We are having issues with bundles replication, as described in SPL-52901, causing the indexer to not be able to re-connect to the cluster master.
Does anyone have a workaround until we can upgrade from 6.1.3 to 6.1.4?
Index replication issues
Disabling clustering on a peer node and then attempting to re-enable it later causes hot buckets to be handled incorrectly, with the consequence that the peer cannot be added back into the cluster. This scenario occurs when you take an existing peer node and disable clustering on it (turning it into a standalone indexer), and then you subsequently re-enable clustering to turn it back into a peer on its original cluster. In this situation, any hot buckets that were created on the peer but not rolled when clustering was still enabled, will get rolled after you disable clustering and restart the indexer. At that point, they get marked as standalone buckets, since the indexer is no longer a peer. Those buckets, however, also exist on the remaining cluster as replicated buckets, since they were streamed to other peers while the indexer in question was still a peer. If you then re-enable clustering on the peer and restart it, the bucket conflict causes the peer to fail to register with the master. (SPL-52901)
I haven't seen or tried this, but seems that a workaround would have to be to locate the conflicting buckets on the cluster, delete them, then re-add the peer to the cluster.
OK, so my boss has explained it to me now.
Buckets with a db prefix and no peer suffix are created on a single site indexer (no clustering)
Buckets with a db prefix and a peer suffix are created on a clustered indexer and a replication factor of 1
Buckets with an rb prefix and a peer suffix are created on a clustered indexer and a replication factor of 1 or more.
So we've removed the buckets referenced as invalid in splunkd.log and it can reconnect again now.
rb_ is specifically a replicated bucket, meaning it is there because another peer replicated it to this peer. db_ buckets are the primary buckets when the repfactor is greater than 1.
I haven't seen or tried this, but seems that a workaround would have to be to locate the conflicting buckets on the cluster, delete them, then re-add the peer to the cluster.
Hi Gerald, thanks for the pointers. We did attempt this over the weekend, but I don't know if due to caffeine deprivation or just too much time staring at the bucket directories, I can't find the bucket that is causing the issue.
My error is like this :-
10-11-2014 13:40:09.391 +1100 ERROR ClusterMasterPeerHandler - Cannot add peer=xxx.xxx.xxx.xxx mgmtport=8089 (reason: standalone bid=os_secure~1019~63E6F99E-906C-4AB3-BD04-72C16B9816BE is in an invalid state on peer=63E6F99E-906C-4AB3-BD04-72C16B9816BE bf: mask=0x6 status=Complete searchstate=Unsearchable cksum= cksumstate=StableCksum).
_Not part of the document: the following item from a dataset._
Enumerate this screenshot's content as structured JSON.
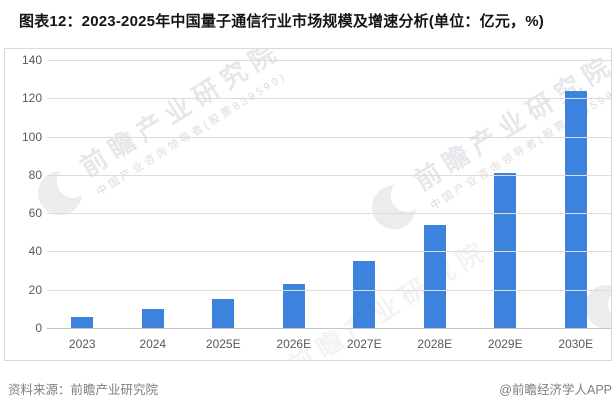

Make sure pass4SymmKey is matching if the peer is running well.
So if I understand correctly I should be looking in :
/opt/splunk/var/lib/splunk/volume_cold/os_secure/db_Timestamp_Timestamp_1019_63E6F99E_906C_4AB3_BD04_72C16B9816BE/
(or volume_hotwarm)
In volume_cold/os_secure I have the following.
drwx--x--x 3 splunk splunk 12288 Oct 9 14:48 db_1393537610_1315806661_1019
Would that be the same bucket even if doesn't have the peer guid reference?